Beneath the soft peat and clay of the delta floor, the Sacramento Basin drops away into a structural trough filled with up to 40,000 feet of sediment deposited over tens of millions of years. The Rio Vista field sits at the basin's southern end, an anticlinal structure -- essentially a buried dome -- with its axis running northwest to southeast. The Midland Fault slices through the middle of the field from north to south, displacing gas-bearing rock formations by as much as 500 feet. By 1980, geologists had identified twelve separate producing horizons, the shallowest at 2,450 feet (the Sidney zone) and the deepest at 9,600 feet (the Peterson zone, discovered in 1966). Later drilling reached as deep as 11,000 feet. Each pool trapped gas that had migrated slowly from distant source rock over millions of years, filling pore spaces in sandstone and shale like water soaking into a sponge.
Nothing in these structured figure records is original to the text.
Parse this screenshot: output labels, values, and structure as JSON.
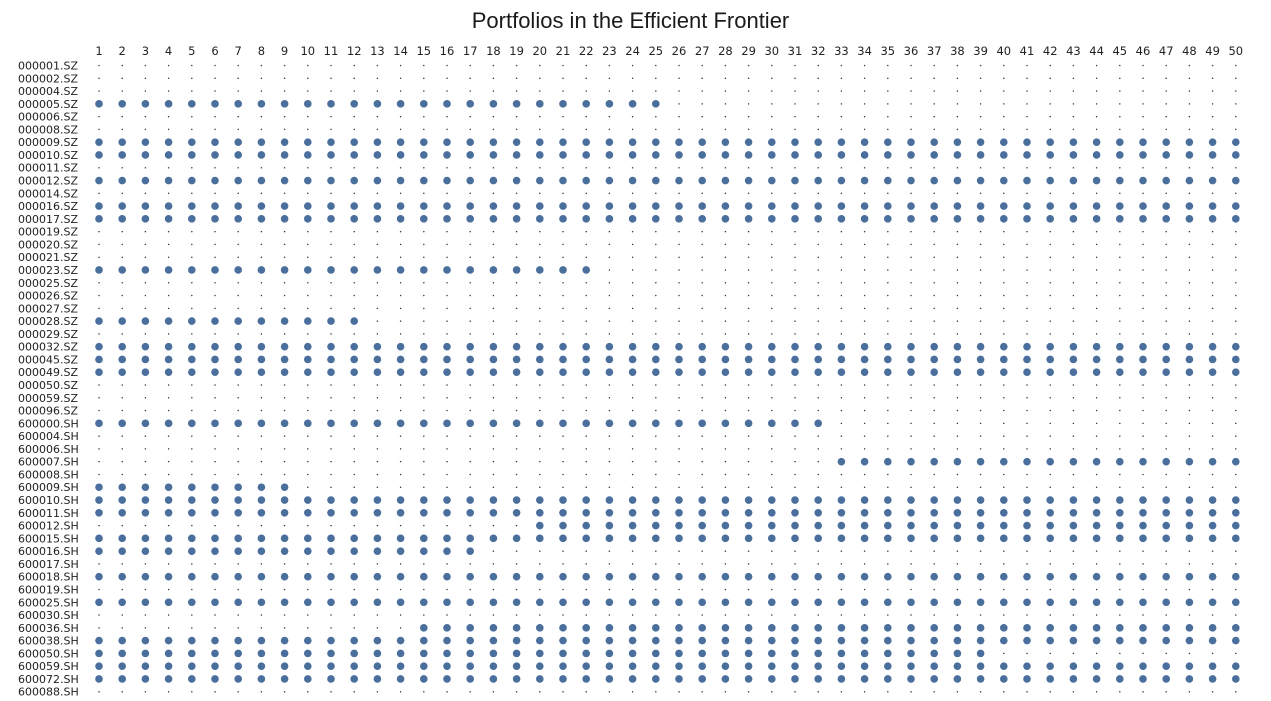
{
  "chart_data": {
    "type": "scatter",
    "title": "Portfolios in the Efficient Frontier",
    "xlabel": "",
    "ylabel": "",
    "x": [
      1,
      2,
      3,
      4,
      5,
      6,
      7,
      8,
      9,
      10,
      11,
      12,
      13,
      14,
      15,
      16,
      17,
      18,
      19,
      20,
      21,
      22,
      23,
      24,
      25,
      26,
      27,
      28,
      29,
      30,
      31,
      32,
      33,
      34,
      35,
      36,
      37,
      38,
      39,
      40,
      41,
      42,
      43,
      44,
      45,
      46,
      47,
      48,
      49,
      50
    ],
    "categories": [
      "000001.SZ",
      "000002.SZ",
      "000004.SZ",
      "000005.SZ",
      "000006.SZ",
      "000008.SZ",
      "000009.SZ",
      "000010.SZ",
      "000011.SZ",
      "000012.SZ",
      "000014.SZ",
      "000016.SZ",
      "000017.SZ",
      "000019.SZ",
      "000020.SZ",
      "000021.SZ",
      "000023.SZ",
      "000025.SZ",
      "000026.SZ",
      "000027.SZ",
      "000028.SZ",
      "000029.SZ",
      "000032.SZ",
      "000045.SZ",
      "000049.SZ",
      "000050.SZ",
      "000059.SZ",
      "000096.SZ",
      "600000.SH",
      "600004.SH",
      "600006.SH",
      "600007.SH",
      "600008.SH",
      "600009.SH",
      "600010.SH",
      "600011.SH",
      "600012.SH",
      "600015.SH",
      "600016.SH",
      "600017.SH",
      "600018.SH",
      "600019.SH",
      "600025.SH",
      "600030.SH",
      "600036.SH",
      "600038.SH",
      "600050.SH",
      "600059.SH",
      "600072.SH",
      "600088.SH"
    ],
    "included_portfolio_ranges": {
      "000001.SZ": [],
      "000002.SZ": [],
      "000004.SZ": [],
      "000005.SZ": [
        [
          1,
          25
        ]
      ],
      "000006.SZ": [],
      "000008.SZ": [],
      "000009.SZ": [
        [
          1,
          50
        ]
      ],
      "000010.SZ": [
        [
          1,
          50
        ]
      ],
      "000011.SZ": [],
      "000012.SZ": [
        [
          1,
          50
        ]
      ],
      "000014.SZ": [],
      "000016.SZ": [
        [
          1,
          50
        ]
      ],
      "000017.SZ": [
        [
          1,
          50
        ]
      ],
      "000019.SZ": [],
      "000020.SZ": [],
      "000021.SZ": [],
      "000023.SZ": [
        [
          1,
          22
        ]
      ],
      "000025.SZ": [],
      "000026.SZ": [],
      "000027.SZ": [],
      "000028.SZ": [
        [
          1,
          12
        ]
      ],
      "000029.SZ": [],
      "000032.SZ": [
        [
          1,
          50
        ]
      ],
      "000045.SZ": [
        [
          1,
          50
        ]
      ],
      "000049.SZ": [
        [
          1,
          50
        ]
      ],
      "000050.SZ": [],
      "000059.SZ": [],
      "000096.SZ": [],
      "600000.SH": [
        [
          1,
          32
        ]
      ],
      "600004.SH": [],
      "600006.SH": [],
      "600007.SH": [
        [
          33,
          50
        ]
      ],
      "600008.SH": [],
      "600009.SH": [
        [
          1,
          9
        ]
      ],
      "600010.SH": [
        [
          1,
          50
        ]
      ],
      "600011.SH": [
        [
          1,
          50
        ]
      ],
      "600012.SH": [
        [
          20,
          50
        ]
      ],
      "600015.SH": [
        [
          1,
          50
        ]
      ],
      "600016.SH": [
        [
          1,
          17
        ]
      ],
      "600017.SH": [],
      "600018.SH": [
        [
          1,
          50
        ]
      ],
      "600019.SH": [],
      "600025.SH": [
        [
          1,
          50
        ]
      ],
      "600030.SH": [],
      "600036.SH": [
        [
          15,
          50
        ]
      ],
      "600038.SH": [
        [
          1,
          50
        ]
      ],
      "600050.SH": [
        [
          1,
          39
        ]
      ],
      "600059.SH": [
        [
          1,
          50
        ]
      ],
      "600072.SH": [
        [
          1,
          50
        ]
      ],
      "600088.SH": []
    },
    "included_marker": "large dot",
    "excluded_marker": "small dot",
    "grid": false,
    "legend": "none",
    "colors": {
      "dot": "#4a6f9c",
      "small_dot": "#3a3a3a"
    }
  }
}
Sinking Ground, Rising Questions

The land above the gas field has been slowly dropping for decades. Part of the subsidence comes from peat decomposition -- the organic soils of the delta islands, exposed to air after levees were built in the late nineteenth century, oxidize and shrink. Part comes from groundwater withdrawal. And part comes from the extraction itself: trillions of cubic feet of gas removed from underground means trillions of cubic feet of pore space collapsing under the weight of overlying rock. Some areas of the delta islands now sit ten feet below sea level, protected only by levees. The irony is not lost on planners. A 2010 study by the California Geological Survey found that the depleted field could potentially store several gigatons of carbon dioxide, pumped back into the emptied reservoir. The injected gas would offset atmospheric emissions, increase pressure to recover remaining natural gas, and -- crucially -- help stabilize the sinking ground above.
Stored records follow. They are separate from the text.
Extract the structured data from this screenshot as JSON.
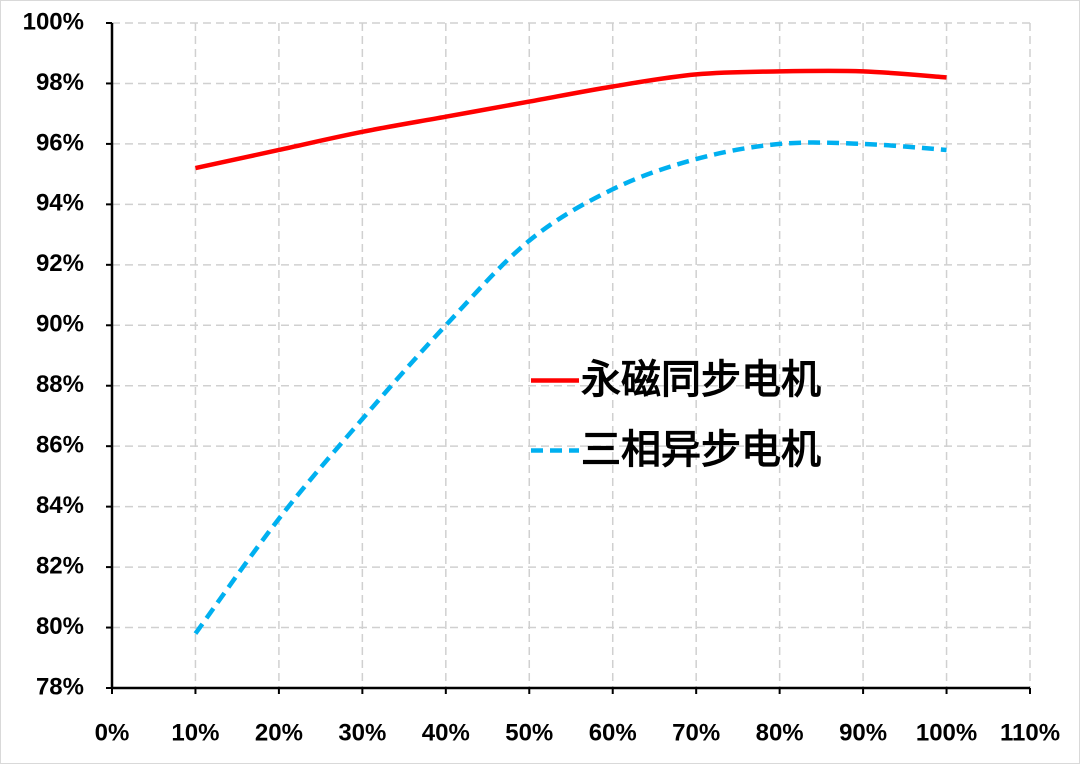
{
  "chart_data": {
    "type": "line",
    "x": [
      10,
      20,
      30,
      40,
      50,
      60,
      70,
      80,
      90,
      100
    ],
    "series": [
      {
        "name": "永磁同步电机",
        "color": "#ff0000",
        "dash": false,
        "values": [
          95.2,
          95.8,
          96.4,
          96.9,
          97.4,
          97.9,
          98.3,
          98.4,
          98.4,
          98.2
        ]
      },
      {
        "name": "三相异步电机",
        "color": "#00b0f0",
        "dash": true,
        "values": [
          79.8,
          83.6,
          86.9,
          90.0,
          92.8,
          94.5,
          95.5,
          96.0,
          96.0,
          95.8
        ]
      }
    ],
    "xlim": [
      0,
      110
    ],
    "xticks": [
      {
        "value": 0,
        "label": "0%"
      },
      {
        "value": 10,
        "label": "10%"
      },
      {
        "value": 20,
        "label": "20%"
      },
      {
        "value": 30,
        "label": "30%"
      },
      {
        "value": 40,
        "label": "40%"
      },
      {
        "value": 50,
        "label": "50%"
      },
      {
        "value": 60,
        "label": "60%"
      },
      {
        "value": 70,
        "label": "70%"
      },
      {
        "value": 80,
        "label": "80%"
      },
      {
        "value": 90,
        "label": "90%"
      },
      {
        "value": 100,
        "label": "100%"
      },
      {
        "value": 110,
        "label": "110%"
      }
    ],
    "ylim": [
      78,
      100
    ],
    "yticks": [
      {
        "value": 78,
        "label": "78%"
      },
      {
        "value": 80,
        "label": "80%"
      },
      {
        "value": 82,
        "label": "82%"
      },
      {
        "value": 84,
        "label": "84%"
      },
      {
        "value": 86,
        "label": "86%"
      },
      {
        "value": 88,
        "label": "88%"
      },
      {
        "value": 90,
        "label": "90%"
      },
      {
        "value": 92,
        "label": "92%"
      },
      {
        "value": 94,
        "label": "94%"
      },
      {
        "value": 96,
        "label": "96%"
      },
      {
        "value": 98,
        "label": "98%"
      },
      {
        "value": 100,
        "label": "100%"
      }
    ],
    "grid": true,
    "legend": "center"
  }
}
Retirement Homes and Mineral Rights

Ownership of the field has passed through a chain of operators that reads like a corporate genealogy. Amerada Petroleum took over as principal operator in 1965, merged with Hess Oil in 1969, and ran the field until selling to Sheridan Energy in January 1999. Sheridan flipped it to Calpine Natural Gas that same October. When Calpine filed for bankruptcy in 2005, Rosetta Resources formed specifically to acquire its oil and gas assets, taking over 171 of the field's 189 active wells. Through all these transitions, the field kept producing -- and occasionally generating friction. Developers of the 3,000-home Trilogy retirement community north of Rio Vista owned the surface rights, but Amerada Hess had retained mineral rights, and their successor Calpine wanted to drill in the same area. The compromise left a single active well, Marks No. 7, standing at the corner of Church Road and Marks Road, a quiet neighbor to retirees who may not realize they are living on top of one of the most productive gas reservoirs in American history.

From the Air

The Rio Vista Gas Field is centered at approximately 38.14N, 121.675W in the Sacramento-San Joaquin River Delta. From the air, the field area is identifiable by the patchwork of delta islands, levees, and waterways -- look for Bradford Island, Twitchell Island, and Brannan Island. The town of Rio Vista is visible along the Sacramento River. Drilling pads appear as small cleared rectangles among agricultural fields. The Montezuma Hills to the southwest, rising to about 180 feet, are dotted with wind turbines. Recommended altitude: 3,000-5,000 feet AGL for best view of the delta landscape. Nearby airports: Rio Vista Municipal (O88), Travis Air Force Base (KSUU) 8nm northwest, Sacramento Executive (KSAC) 30nm northeast.